Et la journaliste de conclure : « Bref, à une question de principe qui concerne les droits fondamentaux d’une enfant, on répond en sortant une calculatrice déréglée. À mon sens, de plus en plus, c’est ce gouvernement qui représente un fardeau excessif pour la société. »
La question morale
L’auteur bien connu, Stéphane Laporte, a eu une réaction vive dans son blogue sur Cyberpresse:
La famille Barlagne est expulsée du Canada parce que leur enfant est handicapée, et tous les handicapés du monde ont de la difficulté à se lever alors le gouvernement en profite. C’est tellement facile d’expulser une handicapée, il suffit de la rouler de l’autre côté de la frontière. Les handicapés sont les derniers citoyens de seconde zone des sociétés dites évoluées.
Un pays peut décider comme il l’entend de faire entrer ou non des immigrants, leur nombre, leur allure, etc. Aujourd’hui, dans le monde actuel, il est toutefois jugé à la lumière de ce qui se pratique dans les pays dits « évolués ». Pour avoir vécu en France, la notion de fardeau excessif est là-bas une véritable aberration. Notre fils handicapé, d’origine roumaine (le grand sur la photo), avait été introduit en France parmi une centaine d’autres enfants roumains pour être soignés en France, intégrés à des familles d’accueil ou dans des institutions publiques et ce, pendant des années. On arrive difficilement à se figurer les coûts d’un tel accueil massif! Cette centaine d’enfants ne serait jamais venue au Canada car ils auraient été considérés comme des fardeaux excessifs. Même s’ils luttent actuellement pour mieux gérer leurs problèmes d’immigration, les Français demeurent une nation accueillante et compatissante. Ils prennent chaque année un nombre important d’enfants de pays en développement pour les intégrer dans leurs réseaux de soins, assumant entièrement les coûts excessifs…

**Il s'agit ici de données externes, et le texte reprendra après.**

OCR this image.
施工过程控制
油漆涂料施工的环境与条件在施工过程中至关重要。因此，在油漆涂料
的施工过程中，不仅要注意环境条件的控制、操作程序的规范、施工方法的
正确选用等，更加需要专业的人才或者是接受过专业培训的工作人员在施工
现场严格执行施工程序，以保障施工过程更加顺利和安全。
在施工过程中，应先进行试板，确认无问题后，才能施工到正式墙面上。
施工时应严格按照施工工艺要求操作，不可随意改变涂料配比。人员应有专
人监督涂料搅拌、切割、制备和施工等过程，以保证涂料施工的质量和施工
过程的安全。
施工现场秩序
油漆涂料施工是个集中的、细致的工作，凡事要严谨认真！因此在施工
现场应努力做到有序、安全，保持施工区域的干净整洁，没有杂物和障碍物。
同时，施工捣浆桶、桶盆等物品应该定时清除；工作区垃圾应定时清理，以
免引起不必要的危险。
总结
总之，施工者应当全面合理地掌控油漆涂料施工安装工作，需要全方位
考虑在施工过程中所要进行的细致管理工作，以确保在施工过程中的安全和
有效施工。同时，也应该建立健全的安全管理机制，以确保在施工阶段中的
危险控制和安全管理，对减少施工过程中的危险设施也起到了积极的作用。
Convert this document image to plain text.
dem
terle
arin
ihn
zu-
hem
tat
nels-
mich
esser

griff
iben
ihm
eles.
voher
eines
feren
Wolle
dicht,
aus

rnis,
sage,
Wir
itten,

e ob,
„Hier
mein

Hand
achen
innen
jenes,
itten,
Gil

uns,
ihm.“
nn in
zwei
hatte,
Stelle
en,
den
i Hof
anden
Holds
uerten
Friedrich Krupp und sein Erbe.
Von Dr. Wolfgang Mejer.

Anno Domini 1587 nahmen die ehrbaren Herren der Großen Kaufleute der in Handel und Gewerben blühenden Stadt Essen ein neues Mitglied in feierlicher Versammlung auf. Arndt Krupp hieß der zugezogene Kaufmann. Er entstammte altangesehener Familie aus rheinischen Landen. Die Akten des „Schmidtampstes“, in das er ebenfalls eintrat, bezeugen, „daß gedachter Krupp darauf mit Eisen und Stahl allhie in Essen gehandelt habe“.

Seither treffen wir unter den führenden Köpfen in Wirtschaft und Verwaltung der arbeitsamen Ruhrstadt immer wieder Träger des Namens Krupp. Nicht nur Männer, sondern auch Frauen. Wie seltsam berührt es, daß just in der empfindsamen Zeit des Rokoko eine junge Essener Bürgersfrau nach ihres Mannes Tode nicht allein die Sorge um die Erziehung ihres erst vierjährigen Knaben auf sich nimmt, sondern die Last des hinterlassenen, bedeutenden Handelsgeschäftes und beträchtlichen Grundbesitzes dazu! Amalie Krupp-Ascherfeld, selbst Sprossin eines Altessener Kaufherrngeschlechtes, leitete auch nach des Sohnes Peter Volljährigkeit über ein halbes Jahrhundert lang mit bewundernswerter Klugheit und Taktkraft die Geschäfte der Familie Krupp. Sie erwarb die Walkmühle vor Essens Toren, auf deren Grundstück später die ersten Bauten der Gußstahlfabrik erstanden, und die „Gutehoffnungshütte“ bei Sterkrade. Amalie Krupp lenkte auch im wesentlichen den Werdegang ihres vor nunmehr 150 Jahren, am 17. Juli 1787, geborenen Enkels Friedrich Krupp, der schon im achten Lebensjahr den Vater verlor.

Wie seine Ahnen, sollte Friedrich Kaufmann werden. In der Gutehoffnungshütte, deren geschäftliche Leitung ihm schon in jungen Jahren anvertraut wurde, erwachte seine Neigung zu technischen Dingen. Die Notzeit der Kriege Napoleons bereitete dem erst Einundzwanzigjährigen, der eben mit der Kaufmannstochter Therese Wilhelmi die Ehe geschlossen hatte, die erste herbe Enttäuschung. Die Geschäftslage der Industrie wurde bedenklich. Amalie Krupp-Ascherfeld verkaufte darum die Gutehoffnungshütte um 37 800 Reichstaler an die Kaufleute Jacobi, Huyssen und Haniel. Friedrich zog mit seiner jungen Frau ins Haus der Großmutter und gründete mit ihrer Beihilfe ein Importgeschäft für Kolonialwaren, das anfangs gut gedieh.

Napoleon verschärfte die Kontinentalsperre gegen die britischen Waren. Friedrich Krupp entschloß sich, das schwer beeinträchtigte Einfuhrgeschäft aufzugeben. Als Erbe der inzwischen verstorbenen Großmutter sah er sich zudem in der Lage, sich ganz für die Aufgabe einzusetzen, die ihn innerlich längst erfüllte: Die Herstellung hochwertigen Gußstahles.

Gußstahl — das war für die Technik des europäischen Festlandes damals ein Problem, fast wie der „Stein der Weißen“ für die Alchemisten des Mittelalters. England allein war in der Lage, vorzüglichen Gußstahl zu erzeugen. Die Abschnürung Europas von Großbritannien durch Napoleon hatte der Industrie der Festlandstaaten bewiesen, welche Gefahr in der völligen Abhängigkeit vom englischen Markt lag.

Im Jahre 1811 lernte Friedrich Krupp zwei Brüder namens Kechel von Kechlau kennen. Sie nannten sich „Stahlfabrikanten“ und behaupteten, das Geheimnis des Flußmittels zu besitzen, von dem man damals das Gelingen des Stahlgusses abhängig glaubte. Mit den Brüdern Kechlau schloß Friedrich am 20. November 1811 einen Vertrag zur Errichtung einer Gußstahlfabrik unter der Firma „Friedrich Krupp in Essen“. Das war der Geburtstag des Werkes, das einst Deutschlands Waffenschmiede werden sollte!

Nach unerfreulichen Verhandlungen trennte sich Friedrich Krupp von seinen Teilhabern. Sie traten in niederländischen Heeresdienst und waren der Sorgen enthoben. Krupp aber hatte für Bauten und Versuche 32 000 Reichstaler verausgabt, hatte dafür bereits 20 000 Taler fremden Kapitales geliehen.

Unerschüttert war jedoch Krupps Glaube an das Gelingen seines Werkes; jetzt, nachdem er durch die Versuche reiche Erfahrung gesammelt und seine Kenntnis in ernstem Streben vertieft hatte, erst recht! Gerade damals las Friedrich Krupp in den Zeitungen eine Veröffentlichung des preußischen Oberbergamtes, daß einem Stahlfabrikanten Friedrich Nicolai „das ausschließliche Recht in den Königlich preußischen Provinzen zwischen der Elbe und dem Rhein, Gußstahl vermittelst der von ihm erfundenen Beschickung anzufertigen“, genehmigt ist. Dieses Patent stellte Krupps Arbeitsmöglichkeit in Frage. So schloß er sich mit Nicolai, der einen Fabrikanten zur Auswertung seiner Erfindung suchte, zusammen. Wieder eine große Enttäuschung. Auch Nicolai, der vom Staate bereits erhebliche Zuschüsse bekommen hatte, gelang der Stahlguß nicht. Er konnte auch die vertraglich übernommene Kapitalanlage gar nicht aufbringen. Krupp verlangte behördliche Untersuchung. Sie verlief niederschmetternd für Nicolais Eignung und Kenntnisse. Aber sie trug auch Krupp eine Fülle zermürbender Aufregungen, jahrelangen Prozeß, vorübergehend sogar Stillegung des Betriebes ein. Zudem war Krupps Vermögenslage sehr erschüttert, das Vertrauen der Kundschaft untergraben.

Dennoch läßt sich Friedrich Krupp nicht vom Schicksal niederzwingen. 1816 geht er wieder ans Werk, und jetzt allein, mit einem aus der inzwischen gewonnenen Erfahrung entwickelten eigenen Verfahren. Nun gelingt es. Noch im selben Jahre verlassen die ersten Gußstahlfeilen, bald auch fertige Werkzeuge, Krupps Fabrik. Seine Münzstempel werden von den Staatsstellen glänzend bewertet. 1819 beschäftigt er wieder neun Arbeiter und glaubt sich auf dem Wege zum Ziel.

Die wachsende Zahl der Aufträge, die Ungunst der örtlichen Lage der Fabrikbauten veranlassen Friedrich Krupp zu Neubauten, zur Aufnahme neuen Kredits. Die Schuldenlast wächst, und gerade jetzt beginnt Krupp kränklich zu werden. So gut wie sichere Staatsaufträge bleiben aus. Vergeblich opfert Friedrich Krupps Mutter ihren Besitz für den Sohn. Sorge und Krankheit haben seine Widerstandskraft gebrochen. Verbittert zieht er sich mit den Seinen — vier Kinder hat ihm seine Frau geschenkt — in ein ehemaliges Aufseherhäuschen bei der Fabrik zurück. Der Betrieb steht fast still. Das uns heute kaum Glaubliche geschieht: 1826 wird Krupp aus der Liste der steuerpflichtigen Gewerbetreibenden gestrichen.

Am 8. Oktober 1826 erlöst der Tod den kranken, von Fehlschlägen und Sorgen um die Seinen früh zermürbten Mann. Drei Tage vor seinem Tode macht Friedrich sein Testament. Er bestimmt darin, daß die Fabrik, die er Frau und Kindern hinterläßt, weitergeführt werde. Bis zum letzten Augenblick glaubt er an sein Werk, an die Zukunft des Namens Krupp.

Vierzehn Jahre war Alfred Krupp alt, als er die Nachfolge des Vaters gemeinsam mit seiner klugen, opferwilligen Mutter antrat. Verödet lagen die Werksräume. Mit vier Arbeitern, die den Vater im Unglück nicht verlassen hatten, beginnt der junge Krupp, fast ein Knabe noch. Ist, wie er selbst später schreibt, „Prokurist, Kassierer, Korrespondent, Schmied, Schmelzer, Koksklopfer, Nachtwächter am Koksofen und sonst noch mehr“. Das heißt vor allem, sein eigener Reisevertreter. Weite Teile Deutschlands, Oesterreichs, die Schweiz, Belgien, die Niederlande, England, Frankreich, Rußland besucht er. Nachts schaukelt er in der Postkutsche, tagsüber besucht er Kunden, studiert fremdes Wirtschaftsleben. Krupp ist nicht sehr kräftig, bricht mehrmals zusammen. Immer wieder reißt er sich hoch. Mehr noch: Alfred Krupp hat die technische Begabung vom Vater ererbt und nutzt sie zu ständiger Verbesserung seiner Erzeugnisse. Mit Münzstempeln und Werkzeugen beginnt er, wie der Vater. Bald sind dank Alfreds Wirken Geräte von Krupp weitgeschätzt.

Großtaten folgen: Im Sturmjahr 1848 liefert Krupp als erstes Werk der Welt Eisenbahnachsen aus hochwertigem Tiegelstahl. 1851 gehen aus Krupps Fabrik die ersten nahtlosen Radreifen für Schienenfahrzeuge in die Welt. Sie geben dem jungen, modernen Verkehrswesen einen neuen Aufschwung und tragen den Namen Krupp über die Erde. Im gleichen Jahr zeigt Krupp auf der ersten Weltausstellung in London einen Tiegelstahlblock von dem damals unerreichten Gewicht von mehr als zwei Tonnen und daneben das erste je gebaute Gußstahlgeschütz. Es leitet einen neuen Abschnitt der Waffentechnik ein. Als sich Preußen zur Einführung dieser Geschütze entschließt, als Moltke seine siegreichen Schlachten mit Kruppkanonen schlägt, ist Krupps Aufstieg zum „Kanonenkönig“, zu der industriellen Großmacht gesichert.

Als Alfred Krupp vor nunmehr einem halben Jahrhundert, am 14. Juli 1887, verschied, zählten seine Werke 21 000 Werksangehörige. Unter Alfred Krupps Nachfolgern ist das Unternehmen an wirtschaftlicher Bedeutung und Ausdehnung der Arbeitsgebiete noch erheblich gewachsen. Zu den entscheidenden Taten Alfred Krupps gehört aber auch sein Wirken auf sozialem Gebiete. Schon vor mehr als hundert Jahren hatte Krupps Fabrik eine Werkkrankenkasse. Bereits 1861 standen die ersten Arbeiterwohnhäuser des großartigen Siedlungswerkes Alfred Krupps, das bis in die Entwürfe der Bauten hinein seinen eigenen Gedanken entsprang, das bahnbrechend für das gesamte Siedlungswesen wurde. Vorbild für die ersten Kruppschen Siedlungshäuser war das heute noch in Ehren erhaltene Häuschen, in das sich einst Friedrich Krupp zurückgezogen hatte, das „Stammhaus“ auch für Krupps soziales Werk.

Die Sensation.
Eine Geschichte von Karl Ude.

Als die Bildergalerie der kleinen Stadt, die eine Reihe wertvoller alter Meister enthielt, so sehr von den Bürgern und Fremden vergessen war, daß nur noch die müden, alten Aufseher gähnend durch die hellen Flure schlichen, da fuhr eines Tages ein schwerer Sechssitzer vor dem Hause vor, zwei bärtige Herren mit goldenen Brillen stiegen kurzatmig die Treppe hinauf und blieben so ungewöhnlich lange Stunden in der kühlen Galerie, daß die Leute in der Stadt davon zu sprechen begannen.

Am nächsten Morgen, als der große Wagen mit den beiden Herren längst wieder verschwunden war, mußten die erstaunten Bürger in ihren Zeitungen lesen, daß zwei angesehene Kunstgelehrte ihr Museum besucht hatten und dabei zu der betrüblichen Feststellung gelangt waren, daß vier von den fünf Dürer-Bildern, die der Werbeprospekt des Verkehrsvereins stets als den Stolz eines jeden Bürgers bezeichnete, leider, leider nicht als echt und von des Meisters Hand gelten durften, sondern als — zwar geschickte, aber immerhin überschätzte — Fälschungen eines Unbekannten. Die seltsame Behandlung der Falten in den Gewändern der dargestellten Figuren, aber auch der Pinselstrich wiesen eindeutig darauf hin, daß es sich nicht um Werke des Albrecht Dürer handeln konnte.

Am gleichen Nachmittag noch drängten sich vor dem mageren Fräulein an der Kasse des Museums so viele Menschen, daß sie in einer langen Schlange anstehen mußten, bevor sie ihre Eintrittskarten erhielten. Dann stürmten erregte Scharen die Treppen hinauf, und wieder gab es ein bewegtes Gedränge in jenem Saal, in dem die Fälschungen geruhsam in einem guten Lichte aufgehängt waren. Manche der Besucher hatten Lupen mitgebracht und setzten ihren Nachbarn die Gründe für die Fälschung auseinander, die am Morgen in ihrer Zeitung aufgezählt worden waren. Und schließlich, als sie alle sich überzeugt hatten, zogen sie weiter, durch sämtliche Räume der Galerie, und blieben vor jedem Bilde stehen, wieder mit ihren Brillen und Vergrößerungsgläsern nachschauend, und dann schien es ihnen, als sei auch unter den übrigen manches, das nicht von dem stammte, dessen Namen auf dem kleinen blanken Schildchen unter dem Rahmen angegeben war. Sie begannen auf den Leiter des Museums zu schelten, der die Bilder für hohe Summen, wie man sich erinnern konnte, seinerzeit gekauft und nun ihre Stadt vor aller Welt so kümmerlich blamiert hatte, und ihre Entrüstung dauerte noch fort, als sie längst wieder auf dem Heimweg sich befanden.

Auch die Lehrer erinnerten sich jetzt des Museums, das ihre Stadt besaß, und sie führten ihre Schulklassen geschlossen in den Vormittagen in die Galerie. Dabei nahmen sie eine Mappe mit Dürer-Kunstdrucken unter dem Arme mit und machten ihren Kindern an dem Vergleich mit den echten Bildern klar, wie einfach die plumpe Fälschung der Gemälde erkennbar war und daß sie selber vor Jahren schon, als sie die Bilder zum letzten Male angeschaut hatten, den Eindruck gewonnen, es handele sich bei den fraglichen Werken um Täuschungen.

Je pense que l’article 38 ne devrait plus s’appliquer aux cas d’enfants, en aucun cas, et ne plus jamais permettre qu’un seul de ceux-ci soit considéré comme un fardeau excessif. Et il faudrait que plus aucune famille n’ait à se battre devant les agents d’immigration, les médecins désignés, les tribunaux ni même à s’afficher devant les médias pour faire connaître leur situation dramatique. Si Thomas Mulcair et le NPD veulent en faire un cheval de bataille, je les soutiendrai entièrement, surtout s’ils poursuivent au-delà de l’opportunité électoraliste.
D’ici là, je vous invite à signer la pétition pour soutenir les Barlagne et faire porter aux candidats fédéraux le « fardeau excessif » de nos pressions, afin que cette famille soit, elle aussi, soulagée de notre manque d’altruisme structurel.
Comment réagissez-vous ?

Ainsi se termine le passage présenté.